"I thought this would be the simplest, easiest bill that I've every filed." That's House Bill 475, which state representative Mike Carter says is not against annexation, but for the people's right to vote.
"47 states in the nation soon to be Tennessee being the only state in the nation that allows people's property to be taken without a vote. We are one of the three non referendum states left in America. There have been four referendum on annexation across the state over the past three years, three have been successful by wide margins.
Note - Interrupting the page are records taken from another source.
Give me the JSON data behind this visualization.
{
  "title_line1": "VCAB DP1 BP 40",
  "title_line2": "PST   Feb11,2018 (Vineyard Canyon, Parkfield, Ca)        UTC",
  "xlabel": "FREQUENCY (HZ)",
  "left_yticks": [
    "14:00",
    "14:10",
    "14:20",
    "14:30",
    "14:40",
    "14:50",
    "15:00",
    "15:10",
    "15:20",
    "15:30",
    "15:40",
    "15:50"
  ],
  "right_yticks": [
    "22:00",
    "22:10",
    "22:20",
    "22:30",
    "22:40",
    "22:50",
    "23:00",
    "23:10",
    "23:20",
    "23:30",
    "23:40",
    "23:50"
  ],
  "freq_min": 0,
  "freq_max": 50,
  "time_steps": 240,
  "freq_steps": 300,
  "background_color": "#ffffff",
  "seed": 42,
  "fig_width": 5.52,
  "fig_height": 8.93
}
Only one failed. "
Some local organizations say, city governments have too much power under the current system.
"As a city wanting to expand their borders through the urban growth boundry, they don't have to vote, they can just take over the land and the residents are stuck with it," says Chris Matthews with Right to Vote TN.
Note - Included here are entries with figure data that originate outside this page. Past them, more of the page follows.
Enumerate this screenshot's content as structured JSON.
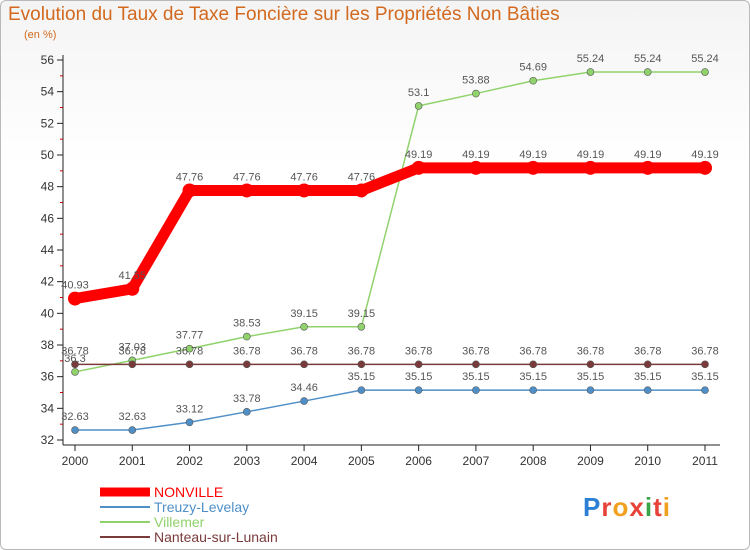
{
  "chart_data": {
    "type": "line",
    "title": "Evolution du Taux de Taxe Foncière sur les Propriétés Non Bâties",
    "unit_label": "(en %)",
    "x": [
      "2000",
      "2001",
      "2002",
      "2003",
      "2004",
      "2005",
      "2006",
      "2007",
      "2008",
      "2009",
      "2010",
      "2011"
    ],
    "ylim": [
      32,
      56
    ],
    "yticks": [
      32,
      34,
      36,
      38,
      40,
      42,
      44,
      46,
      48,
      50,
      52,
      54,
      56
    ],
    "grid": false,
    "legend_position": "bottom-left",
    "series": [
      {
        "name": "NONVILLE",
        "color": "#ff0000",
        "values": [
          40.93,
          41.55,
          47.76,
          47.76,
          47.76,
          47.76,
          49.19,
          49.19,
          49.19,
          49.19,
          49.19,
          49.19
        ],
        "labels": [
          "40.93",
          "41.55",
          "47.76",
          "47.76",
          "47.76",
          "47.76",
          "49.19",
          "49.19",
          "49.19",
          "49.19",
          "49.19",
          "49.19"
        ]
      },
      {
        "name": "Treuzy-Levelay",
        "color": "#4f8fc8",
        "values": [
          32.63,
          32.63,
          33.12,
          33.78,
          34.46,
          35.15,
          35.15,
          35.15,
          35.15,
          35.15,
          35.15,
          35.15
        ],
        "labels": [
          "32.63",
          "32.63",
          "33.12",
          "33.78",
          "34.46",
          "35.15",
          "35.15",
          "35.15",
          "35.15",
          "35.15",
          "35.15",
          "35.15"
        ]
      },
      {
        "name": "Villemer",
        "color": "#90d26c",
        "values": [
          36.3,
          37.03,
          37.77,
          38.53,
          39.15,
          39.15,
          53.1,
          53.88,
          54.69,
          55.24,
          55.24,
          55.24
        ],
        "labels": [
          "36.3",
          "37.03",
          "37.77",
          "38.53",
          "39.15",
          "39.15",
          "53.1",
          "53.88",
          "54.69",
          "55.24",
          "55.24",
          "55.24"
        ]
      },
      {
        "name": "Nanteau-sur-Lunain",
        "color": "#7a3a3a",
        "values": [
          36.78,
          36.78,
          36.78,
          36.78,
          36.78,
          36.78,
          36.78,
          36.78,
          36.78,
          36.78,
          36.78,
          36.78
        ],
        "labels": [
          "36.78",
          "36.78",
          "36.78",
          "36.78",
          "36.78",
          "36.78",
          "36.78",
          "36.78",
          "36.78",
          "36.78",
          "36.78",
          "36.78"
        ]
      }
    ]
  },
  "logo": {
    "letters": [
      "P",
      "r",
      "o",
      "x",
      "i",
      "t",
      "i"
    ],
    "colors": [
      "#2b7fd4",
      "#e8433a",
      "#f2a01f",
      "#e8433a",
      "#3aa548",
      "#e8433a",
      "#f2a01f"
    ]
  }
}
A similar version of the bill currently in the Senate would put an 18 month moratorium on any annexation in the state of Tennessee.
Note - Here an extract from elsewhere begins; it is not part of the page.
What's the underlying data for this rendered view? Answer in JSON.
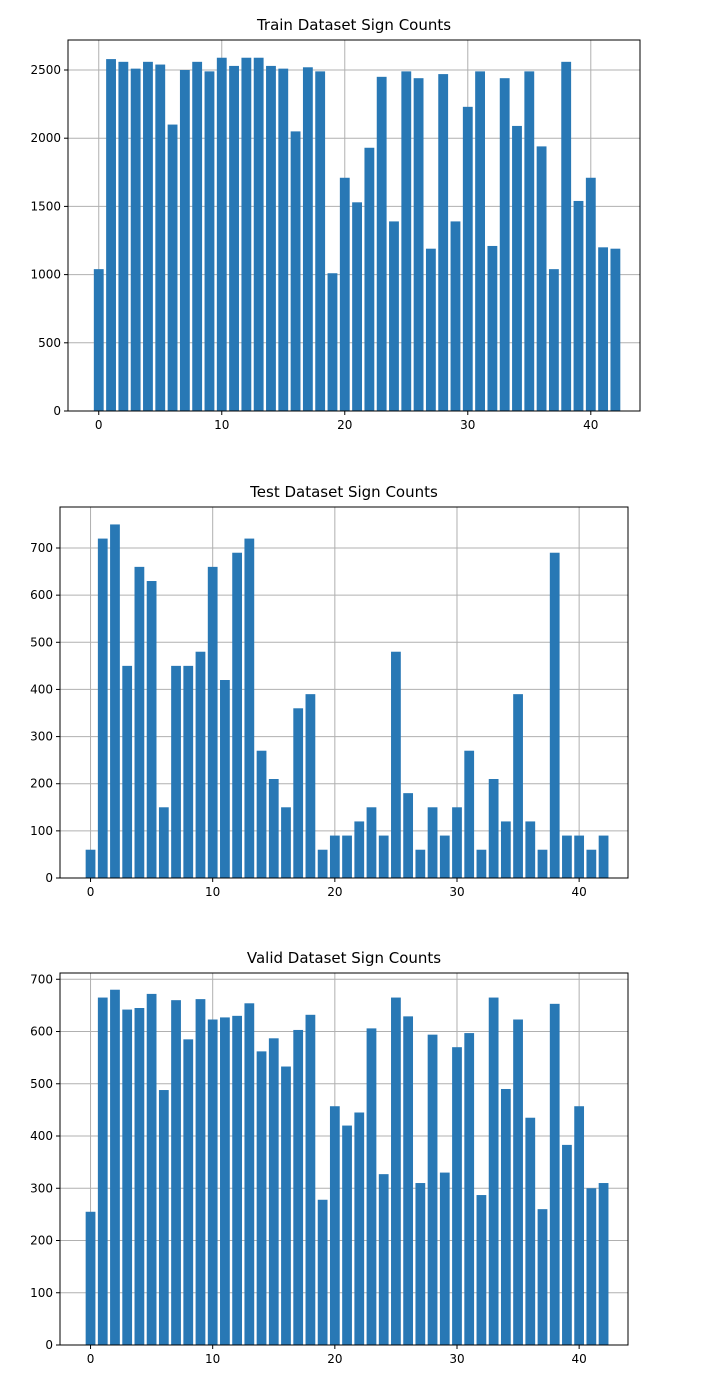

Carter says he would amend his bill to add that if asked, but says he just looking to put the power in the voters hands.
"This bill only requires the public to approve what their officials are doing. When the city comes to you and they incorporate you, they double your regulation, most of the time they double your taxes, they bring the debt of that entity on to your private property and they have to stand good for it. A person who is about to have that to be done to should have a right to vote."
Carter says he wants those who favor annexation to take their case to the people.
"They don't have to sell me on annexation, they have to sell the people that are going to have to vote on it."
Carter hopes to present his bill to the House finance committee for a vote on Tuesday. The senate version of the bill with the moratorium is expected to the senate floor next week.
The house version is expected to go for a vote on the house floor the following week.